坂の上の雲

司馬遼太郎 著

帝国主義の時代、欧米列強はアフリカ・アジアを舞台に植民地争奪戦を繰り広げていた。日本は列強から国を守るために、明治維新で国の近代化を推し進める。
日露戦争という、日本の存亡を賭けた戦争を中心に、明治という時代を生き抜いた数々の英雄を描いた長編小説。

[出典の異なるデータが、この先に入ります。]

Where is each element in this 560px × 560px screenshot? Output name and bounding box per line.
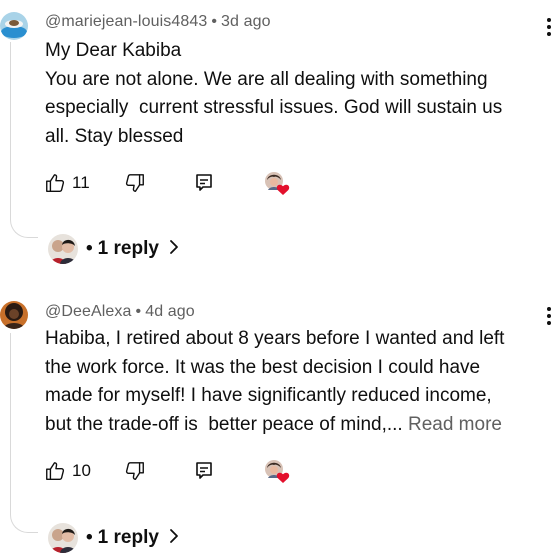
chevron-right-icon — [169, 239, 179, 260]
creator-heart-icon — [262, 170, 292, 196]
creator-heart-badge[interactable] — [262, 170, 292, 196]
thread-line — [10, 42, 38, 238]
more-vertical-icon[interactable] — [546, 307, 552, 325]
avatar[interactable] — [0, 12, 28, 40]
more-vertical-icon[interactable] — [546, 18, 552, 36]
like-button[interactable]: 11 — [44, 170, 90, 196]
creator-heart-badge[interactable] — [262, 458, 292, 484]
comment-author[interactable]: @DeeAlexa — [45, 303, 132, 320]
like-count: 10 — [72, 461, 91, 480]
thumb-up-icon — [44, 172, 66, 194]
comment-text: Habiba, I retired about 8 years before I… — [45, 328, 505, 435]
comment-thread: @DeeAlexa • 4d ago Habiba, I retired about… — [0, 285, 560, 560]
comment-actions: 10 — [44, 458, 304, 484]
chevron-right-icon — [169, 528, 179, 549]
thumb-up-icon — [44, 460, 66, 482]
comment-actions: 11 — [44, 170, 304, 196]
thumb-down-icon — [124, 460, 146, 482]
comment-header: @mariejean-louis4843 • 3d ago — [45, 13, 271, 31]
replies-label: • 1 reply — [86, 527, 159, 548]
read-more-link[interactable]: Read more — [408, 414, 502, 435]
comment-author[interactable]: @mariejean-louis4843 — [45, 13, 207, 30]
dislike-button[interactable] — [124, 458, 146, 484]
reply-avatar — [48, 234, 78, 264]
comment-time: 3d ago — [221, 13, 271, 30]
view-replies-button[interactable]: • 1 reply — [48, 523, 179, 553]
reply-button[interactable] — [194, 458, 214, 484]
thread-line — [10, 333, 38, 533]
avatar[interactable] — [0, 301, 28, 329]
thumb-down-icon — [124, 172, 146, 194]
comment-text: My Dear Kabiba You are not alone. We are… — [45, 40, 503, 147]
comment-thread: @mariejean-louis4843 • 3d ago My Dear Kabi… — [0, 0, 560, 285]
separator: • — [135, 303, 142, 320]
like-button[interactable]: 10 — [44, 458, 91, 484]
reply-comment-icon — [194, 172, 214, 194]
reply-button[interactable] — [194, 170, 214, 196]
reply-comment-icon — [194, 460, 214, 482]
dislike-button[interactable] — [124, 170, 146, 196]
reply-avatar — [48, 523, 78, 553]
creator-heart-icon — [262, 458, 292, 484]
replies-label: • 1 reply — [86, 238, 159, 259]
comment-header: @DeeAlexa • 4d ago — [45, 303, 195, 321]
comment-time: 4d ago — [145, 303, 195, 320]
like-count: 11 — [72, 173, 90, 192]
separator: • — [211, 13, 218, 30]
view-replies-button[interactable]: • 1 reply — [48, 234, 179, 264]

明治時代は侍の時代ではありませぬが、明治という近代国家を作り上げたのは紛れもなく幕末の侍であります。明治政府を動かした高官のほとんどは、幕末に活躍した維新志士でありました。
この小説の主人公は、秋山好古・真之兄弟と正岡子規の、伊予松山出身の3人ですが、その他にも大勢の人物が準主役的な形で描かれております。彼らを通して、日露戦争という日本の国運を賭けた戦いを題材に、明治時代、そしてその後の日本に対する筆者の価値観を巧みに表現しています。そのためか、筆者の他の小説に比べると、あまり「小説」っぽくない印象もあります。現代日本の教育では、日本は悪いことをした、という方針で歴史の教科書が書かれておりますが、そんなに簡単に片付けていいものなのでしょうか。近代以後の日本史を敬遠していた方にも、一度読んでみてほしい作品です。